Sürecin büyük bir efendi güç tarafından tek tek belirlendiğini, o ne derse onun yapıldığını ve olduğunu söylemek gerçekliğin ancak idealist bir kavranışı sonucu olabilir. Egemen güç öznesini bir tarafa koyarsak yerel ve bölgesel güçler de çıkarlarına uygun olarak çaprazlaşmaları ve örtüşümleri gözeten adımlar atacaktır. ABD ve Batı şemsiyesi altında yaşanan itişip kakışmalar, bölgesel güçlerin birbirleriyle olan çapraz politik çekişmeleri sonucudur. Her güç bir diğerinin hamlesine başka bir hamle ile karşılık vermektedir. Şimdilik jeopolitik yapısallıklar bu güçleri yan yana dizmiştir. Dizilim içindeki bağlar sıkı olmamakla birlikte çözülebilirliği Suriye’de yaşanacak yeni gelişmelere bağlıdır. Olası bir İran hamlesi bu dizilimde değişikliklere yol açabilecek en temel etkendir. Ancak Suriye’deki yerleşik yerel güçler arası dengelerin de yeni bir çatışma ve hatta iç savaşa dönüşebilecek bir potansiyel barındırdığı akıldan çıkarılmamalıdır.

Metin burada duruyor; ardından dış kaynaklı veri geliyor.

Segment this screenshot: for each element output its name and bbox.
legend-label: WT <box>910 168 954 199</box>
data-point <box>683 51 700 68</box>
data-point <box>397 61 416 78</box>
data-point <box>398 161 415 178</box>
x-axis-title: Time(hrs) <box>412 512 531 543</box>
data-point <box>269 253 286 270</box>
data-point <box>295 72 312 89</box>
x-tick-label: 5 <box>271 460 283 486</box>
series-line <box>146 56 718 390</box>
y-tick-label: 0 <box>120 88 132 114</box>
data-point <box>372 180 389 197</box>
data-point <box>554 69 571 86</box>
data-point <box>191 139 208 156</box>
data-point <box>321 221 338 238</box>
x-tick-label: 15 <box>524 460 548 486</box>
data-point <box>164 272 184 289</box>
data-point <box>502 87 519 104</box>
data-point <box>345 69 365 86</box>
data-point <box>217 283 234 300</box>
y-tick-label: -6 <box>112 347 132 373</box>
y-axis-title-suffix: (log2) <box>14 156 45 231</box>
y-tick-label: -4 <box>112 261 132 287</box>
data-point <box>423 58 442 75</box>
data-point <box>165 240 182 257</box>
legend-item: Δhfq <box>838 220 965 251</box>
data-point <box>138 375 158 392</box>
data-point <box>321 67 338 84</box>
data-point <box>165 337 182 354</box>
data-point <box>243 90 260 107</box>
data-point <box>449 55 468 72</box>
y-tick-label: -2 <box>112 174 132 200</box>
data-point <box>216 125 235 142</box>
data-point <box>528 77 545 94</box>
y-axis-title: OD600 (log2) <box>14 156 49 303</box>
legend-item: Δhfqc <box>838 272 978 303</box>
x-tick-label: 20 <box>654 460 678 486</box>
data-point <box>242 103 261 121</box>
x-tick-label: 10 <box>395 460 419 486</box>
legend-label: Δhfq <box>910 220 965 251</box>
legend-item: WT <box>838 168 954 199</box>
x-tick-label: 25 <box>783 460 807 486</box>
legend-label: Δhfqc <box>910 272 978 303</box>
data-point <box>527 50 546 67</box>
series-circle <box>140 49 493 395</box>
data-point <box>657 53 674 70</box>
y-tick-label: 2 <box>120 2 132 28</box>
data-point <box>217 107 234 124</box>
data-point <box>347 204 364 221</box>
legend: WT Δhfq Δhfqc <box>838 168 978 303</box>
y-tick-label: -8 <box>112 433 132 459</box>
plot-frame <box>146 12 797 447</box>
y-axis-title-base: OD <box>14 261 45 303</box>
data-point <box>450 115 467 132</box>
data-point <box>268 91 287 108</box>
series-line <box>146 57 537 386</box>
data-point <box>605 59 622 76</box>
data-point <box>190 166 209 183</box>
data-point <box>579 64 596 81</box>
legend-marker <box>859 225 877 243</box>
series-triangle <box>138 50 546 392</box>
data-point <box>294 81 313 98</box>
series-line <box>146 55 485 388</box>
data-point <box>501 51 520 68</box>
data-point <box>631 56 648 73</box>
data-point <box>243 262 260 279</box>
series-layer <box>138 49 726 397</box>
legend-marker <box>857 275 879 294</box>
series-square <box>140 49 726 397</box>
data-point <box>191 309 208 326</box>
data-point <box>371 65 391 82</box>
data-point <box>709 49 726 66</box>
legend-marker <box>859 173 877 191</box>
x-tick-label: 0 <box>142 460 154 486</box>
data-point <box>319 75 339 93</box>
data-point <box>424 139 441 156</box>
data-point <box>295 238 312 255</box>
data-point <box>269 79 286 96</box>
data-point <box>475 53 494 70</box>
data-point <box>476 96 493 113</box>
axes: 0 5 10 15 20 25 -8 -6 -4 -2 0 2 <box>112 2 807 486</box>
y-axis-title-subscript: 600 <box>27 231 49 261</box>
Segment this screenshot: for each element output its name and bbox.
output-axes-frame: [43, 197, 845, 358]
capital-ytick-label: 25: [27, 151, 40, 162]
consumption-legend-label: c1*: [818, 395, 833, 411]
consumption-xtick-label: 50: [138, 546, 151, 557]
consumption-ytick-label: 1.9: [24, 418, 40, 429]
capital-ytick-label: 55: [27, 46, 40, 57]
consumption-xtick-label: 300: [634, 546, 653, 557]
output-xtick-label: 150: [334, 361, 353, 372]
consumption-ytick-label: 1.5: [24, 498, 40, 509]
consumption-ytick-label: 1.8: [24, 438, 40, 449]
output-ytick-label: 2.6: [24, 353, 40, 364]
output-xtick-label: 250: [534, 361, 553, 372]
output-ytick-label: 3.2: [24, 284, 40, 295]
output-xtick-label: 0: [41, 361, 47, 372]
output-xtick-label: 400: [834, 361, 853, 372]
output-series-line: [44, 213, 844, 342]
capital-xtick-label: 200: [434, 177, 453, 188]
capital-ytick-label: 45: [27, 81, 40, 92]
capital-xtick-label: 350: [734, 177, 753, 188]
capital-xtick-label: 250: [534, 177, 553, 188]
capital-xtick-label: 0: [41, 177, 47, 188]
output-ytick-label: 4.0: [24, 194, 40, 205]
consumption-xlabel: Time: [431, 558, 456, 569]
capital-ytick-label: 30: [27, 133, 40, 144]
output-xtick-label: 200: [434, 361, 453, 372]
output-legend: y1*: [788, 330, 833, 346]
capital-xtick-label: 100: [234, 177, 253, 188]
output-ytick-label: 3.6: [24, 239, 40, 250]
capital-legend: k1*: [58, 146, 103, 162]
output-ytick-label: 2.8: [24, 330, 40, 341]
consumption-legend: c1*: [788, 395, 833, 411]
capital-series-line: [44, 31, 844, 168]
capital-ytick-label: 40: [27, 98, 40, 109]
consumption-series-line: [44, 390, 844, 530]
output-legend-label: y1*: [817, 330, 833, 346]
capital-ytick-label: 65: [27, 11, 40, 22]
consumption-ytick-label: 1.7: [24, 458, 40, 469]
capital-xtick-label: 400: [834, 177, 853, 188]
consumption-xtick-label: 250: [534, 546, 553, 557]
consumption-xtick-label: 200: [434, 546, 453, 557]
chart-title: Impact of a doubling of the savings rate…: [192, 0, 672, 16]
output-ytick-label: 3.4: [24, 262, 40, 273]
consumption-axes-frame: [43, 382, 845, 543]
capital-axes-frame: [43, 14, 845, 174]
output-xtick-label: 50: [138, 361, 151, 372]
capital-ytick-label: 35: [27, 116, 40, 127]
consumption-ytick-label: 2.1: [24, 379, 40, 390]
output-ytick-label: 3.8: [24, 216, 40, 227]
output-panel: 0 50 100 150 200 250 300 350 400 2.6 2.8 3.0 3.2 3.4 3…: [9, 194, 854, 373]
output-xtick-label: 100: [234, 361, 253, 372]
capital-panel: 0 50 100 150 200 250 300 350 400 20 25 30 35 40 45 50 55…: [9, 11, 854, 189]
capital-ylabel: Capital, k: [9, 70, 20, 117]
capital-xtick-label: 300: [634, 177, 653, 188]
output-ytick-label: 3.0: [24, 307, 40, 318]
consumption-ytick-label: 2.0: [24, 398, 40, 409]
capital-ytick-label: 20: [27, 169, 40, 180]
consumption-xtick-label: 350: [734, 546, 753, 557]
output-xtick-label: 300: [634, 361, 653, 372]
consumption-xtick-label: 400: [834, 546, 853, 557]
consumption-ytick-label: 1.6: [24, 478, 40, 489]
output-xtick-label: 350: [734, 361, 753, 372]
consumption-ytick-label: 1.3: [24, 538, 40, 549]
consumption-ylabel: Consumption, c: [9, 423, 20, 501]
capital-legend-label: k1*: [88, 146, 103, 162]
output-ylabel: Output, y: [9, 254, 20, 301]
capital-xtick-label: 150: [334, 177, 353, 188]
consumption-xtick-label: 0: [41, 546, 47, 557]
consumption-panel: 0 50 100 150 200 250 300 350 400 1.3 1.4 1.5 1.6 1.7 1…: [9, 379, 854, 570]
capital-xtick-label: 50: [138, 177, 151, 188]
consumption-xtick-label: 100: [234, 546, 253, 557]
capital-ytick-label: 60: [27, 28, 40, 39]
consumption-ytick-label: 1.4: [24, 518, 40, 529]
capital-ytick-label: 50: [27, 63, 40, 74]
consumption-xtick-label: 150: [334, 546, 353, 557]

Bahçeli’nin sistematiğinde izlediğimiz bilişsel sıçramayı bu çerçevede değerlendirmek gerektiği düşüncesindeyiz.
Öcalan’ın da yaptığı çağrının politika dışı nedenlere bağlanması bizim açımızdan değerlendirme dışıdır. Süreci Öcalan’ın ve Kürt Özgürlük Hareketinin en az muhatapları kadar iyi okuduğu bir gerçektir. Gerek Öcalan’ın çağrı metninde gerekse PKK’nin 12. Kongre kararlarında silahların bırakılması ve PKK’nin feshine ilişkin tartışmalı başlıklar bulmak mümkündür. Ancak 50 yıllık bir mücadelenin bir günde bittiğini düşünmek büyük bir safdillik olacaktır.
Bu süreçte Kürtlerin elinde ne kaldığını soranlar için, elimizdeki tek gerçek yanıtın, Rojava’daki Demokratik Özerk Yönetim alanlarında örgütlenmeye çalışılan kolektif toplumsal hayat olduğunu söyleyeceğiz.